El dinero: ¿un valor firme o una ilusión colectiva?
El dinero se ha convertido en el centro obsesivo de nuestra economía y política. Se nos vende como una verdad objetiva, inmutable y técnica. Sin embargo, su valor es en realidad un consenso social frágil, vulnerable y hasta peligroso.
¿Qué está pasando realmente?
El dinero no es un recurso natural ni una mercancía tangible; es un producto social, un instrumento creado y regulado por instituciones y gobiernos que operan un sistema de confianza. Si ese sistema falla, el dinero pierde su valor de inmediato. No importa si hablamos de moneda fiduciaria, con respaldo en activos o tecnologías digitales, su fortaleza depende de la fe colectiva.

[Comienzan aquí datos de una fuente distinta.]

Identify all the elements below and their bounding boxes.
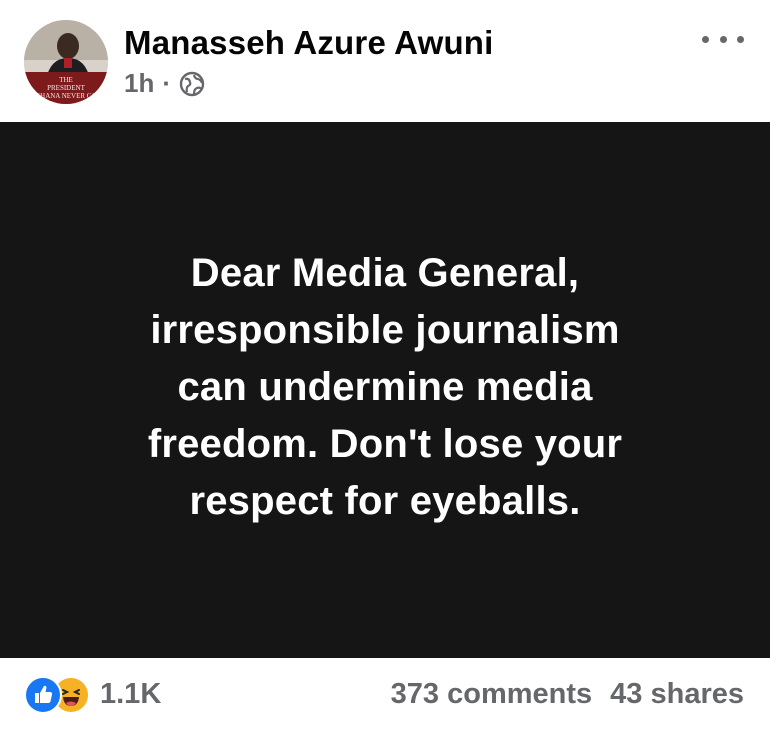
meta-separator: · bbox=[162, 68, 172, 98]
post-timestamp[interactable]: 1h bbox=[124, 68, 154, 99]
shares-count-link[interactable]: 43 shares bbox=[610, 678, 744, 711]
more-dot bbox=[719, 35, 727, 43]
reactions-summary[interactable]: 1.1K bbox=[24, 676, 162, 714]
comments-count-link[interactable]: 373 comments bbox=[391, 678, 593, 711]
facebook-post: THE PRESIDENT GHANA NEVER GO Manasseh Az… bbox=[0, 0, 770, 733]
message-line: can undermine media bbox=[177, 364, 593, 409]
like-icon bbox=[24, 676, 62, 714]
post-header: THE PRESIDENT GHANA NEVER GO Manasseh Az… bbox=[0, 0, 770, 122]
message-line: irresponsible journalism bbox=[150, 307, 620, 352]
more-options-icon[interactable] bbox=[702, 24, 744, 54]
post-footer: 1.1K 373 comments 43 shares bbox=[0, 658, 770, 733]
globe-icon[interactable] bbox=[179, 71, 205, 97]
message-line: Dear Media General, bbox=[190, 250, 580, 295]
more-dot bbox=[737, 35, 744, 43]
message-line: freedom. Don't lose your bbox=[147, 421, 623, 466]
avatar-image: THE PRESIDENT GHANA NEVER GO bbox=[24, 20, 108, 104]
more-dot bbox=[702, 35, 709, 43]
reaction-count: 1.1K bbox=[100, 677, 162, 710]
message-line: respect for eyeballs. bbox=[189, 478, 581, 523]
author-avatar[interactable]: THE PRESIDENT GHANA NEVER GO bbox=[24, 20, 108, 104]
post-stats: 373 comments 43 shares bbox=[391, 678, 744, 711]
author-name[interactable]: Manasseh Azure Awuni bbox=[124, 24, 494, 62]
post-text-background[interactable]: Dear Media General, irresponsible journa… bbox=[0, 122, 770, 658]
post-meta: 1h · bbox=[124, 68, 205, 99]
avatar-caption-line-2: PRESIDENT bbox=[47, 84, 85, 92]
avatar-caption-line-3: GHANA NEVER GO bbox=[35, 92, 97, 100]
avatar-caption-line-1: THE bbox=[59, 76, 73, 84]
post-message: Dear Media General, irresponsible journa… bbox=[75, 245, 695, 530]
reaction-icons bbox=[24, 676, 90, 714]
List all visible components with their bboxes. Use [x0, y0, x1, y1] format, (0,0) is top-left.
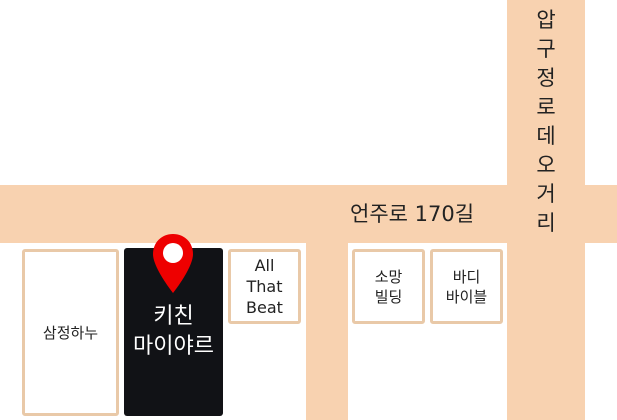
road-label-char: 압: [536, 8, 556, 32]
road-label-char: 정: [536, 66, 556, 90]
building-samjeong-hanu: 삼정하누: [22, 249, 119, 416]
building-all-that-beat: All That Beat: [228, 249, 301, 324]
road-label-apgujeong: 압 구 정 로 데 오 거 리: [528, 6, 564, 238]
building-label: 소망 빌딩: [374, 267, 403, 306]
building-label: 삼정하누: [42, 323, 99, 342]
building-somang: 소망 빌딩: [352, 249, 425, 324]
road-label-eonju: 언주로 170길: [350, 202, 475, 226]
road-side-alley: [306, 243, 348, 420]
building-body-bible: 바디 바이블: [430, 249, 503, 324]
building-label: All That Beat: [246, 256, 283, 317]
road-label-char: 로: [536, 95, 556, 119]
building-label: 바디 바이블: [445, 267, 488, 306]
road-label-char: 거: [536, 182, 556, 206]
road-label-char: 구: [536, 37, 556, 61]
location-pin-icon[interactable]: [152, 233, 194, 295]
road-label-char: 데: [536, 124, 556, 148]
building-label: 키친 마이야르: [133, 304, 214, 359]
road-label-char: 오: [536, 153, 556, 177]
road-label-char: 리: [536, 211, 556, 235]
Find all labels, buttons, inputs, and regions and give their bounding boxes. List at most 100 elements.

Esto significa que la sensación de seguridad que muchos le atribuyen es en verdad una ilusión. Casos históricos como la burbuja del tulipán en el siglo XVII muestran cómo valores pueden inflarse artificialmente y colapsar, generando crisis financieras y pérdidas económicas profundas.
¿Qué consecuencias estamos ignorando?
- Una economía que idealiza el valor del dinero como una verdad incuestionable legitima desigualdades sociales crónicas.
- El colapso del sistema monetario, aunque parezca remoto, desataría un efecto dominó en mercados, ahorro y poder adquisitivo.
- La obsesión por el dinero como refugio seguro distrae de problemas estructurales y riesgos reales bajo la superficie.
¿Hacia dónde vamos?
La fragilidad del dinero como valor social debería abrir un debate serio sobre modelos económicos, regulación financiera e instituciones a cargo de la gestión monetaria. Sin una revalorización crítica, seguimos caminando hacia un callejón sin salida donde ni el dinero, ni la economía que lo sostiene, podrán garantizar estabilidad ni progreso sostenible.
Entender que el dinero es un producto social, transitorio y circunstancial puede ser el primer paso para superar esta obsesión y construir sistemas más sólidos y transparentes.